The GOES satellites and their instruments are operated from the NOAA Satellite Operations Center (NOSC) in Suitland, Maryland. During severe weather events and other events, NOSC may modify the normal schedules for some instrument modes to more closely follow specific locations or phenomena. The GOES series of geostationary satellites are also equipped with the Space Environment Monitoring (SEM) instrument package that includes the Solar X-ray Imager (SXI) and space-weather warnings.
A specialized feature of GOES is the Distress Signal (DS) capability, which can detect and alert meteorologists to distress signals from ships and aircraft. This is accomplished through a combination of spectral response functions that monitor the presence and intensity of a distress signal at various wavelengths in the visible and near-infrared. DS observations can be used to identify the location, type and intensity of the distress signal and help meteorologists determine its potential impact on human lives or property.

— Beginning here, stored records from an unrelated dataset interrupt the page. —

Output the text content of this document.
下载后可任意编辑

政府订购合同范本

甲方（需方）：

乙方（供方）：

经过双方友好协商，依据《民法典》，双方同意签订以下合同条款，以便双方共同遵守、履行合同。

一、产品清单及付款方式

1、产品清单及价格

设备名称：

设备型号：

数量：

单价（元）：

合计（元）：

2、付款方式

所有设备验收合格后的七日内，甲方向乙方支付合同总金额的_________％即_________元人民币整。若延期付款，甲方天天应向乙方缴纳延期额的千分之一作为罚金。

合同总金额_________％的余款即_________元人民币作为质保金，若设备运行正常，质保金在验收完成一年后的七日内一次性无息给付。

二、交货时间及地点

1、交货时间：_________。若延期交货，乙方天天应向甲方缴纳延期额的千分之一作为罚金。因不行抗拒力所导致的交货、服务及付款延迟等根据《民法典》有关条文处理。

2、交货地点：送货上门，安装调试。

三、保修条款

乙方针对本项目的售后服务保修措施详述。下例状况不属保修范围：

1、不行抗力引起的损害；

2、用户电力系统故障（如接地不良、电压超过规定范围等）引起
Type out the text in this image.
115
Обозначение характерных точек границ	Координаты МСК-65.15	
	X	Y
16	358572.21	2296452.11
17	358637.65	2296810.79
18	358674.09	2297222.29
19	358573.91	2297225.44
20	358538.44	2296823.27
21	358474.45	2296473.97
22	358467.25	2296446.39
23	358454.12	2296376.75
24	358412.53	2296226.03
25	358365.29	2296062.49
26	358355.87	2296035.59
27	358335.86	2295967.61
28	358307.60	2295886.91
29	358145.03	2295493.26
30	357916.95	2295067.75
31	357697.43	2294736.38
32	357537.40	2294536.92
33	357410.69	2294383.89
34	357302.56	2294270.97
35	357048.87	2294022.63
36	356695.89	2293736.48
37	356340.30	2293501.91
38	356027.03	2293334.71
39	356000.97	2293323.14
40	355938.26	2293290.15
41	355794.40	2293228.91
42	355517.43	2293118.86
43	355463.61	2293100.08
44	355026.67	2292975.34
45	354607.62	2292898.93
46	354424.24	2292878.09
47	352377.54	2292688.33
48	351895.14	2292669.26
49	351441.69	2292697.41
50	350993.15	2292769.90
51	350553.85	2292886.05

In addition to its core weather mission, GOES-R (the GOES-R Series) will provide improved products and capabilities such as an Advanced Baseline Imager (ABI), Space-Earth Connections Suite (SEISS) and Geostationary Lightning Mapper (GLM), and a new space environmental in situ suite (SES). The new GOES-U satellite, currently scheduled for launch in May 2024, will replace GOES-16 as GOES-East and carry six sensors including an ABI. It will also feature a fast temporal cadence of imagery that will greatly improve aviation safety by allowing a faster response to rapidly changing conditions such as volcanic ash plumes. GOES-U will also be the first NOAA satellite to incorporate a Geostationary Wide-Area Thermal Imaging Sensor (GWTIS) that can detect, identify and characterize smoke and fires. This is important for aviation safety as well as wildfires and volcanic eruptions.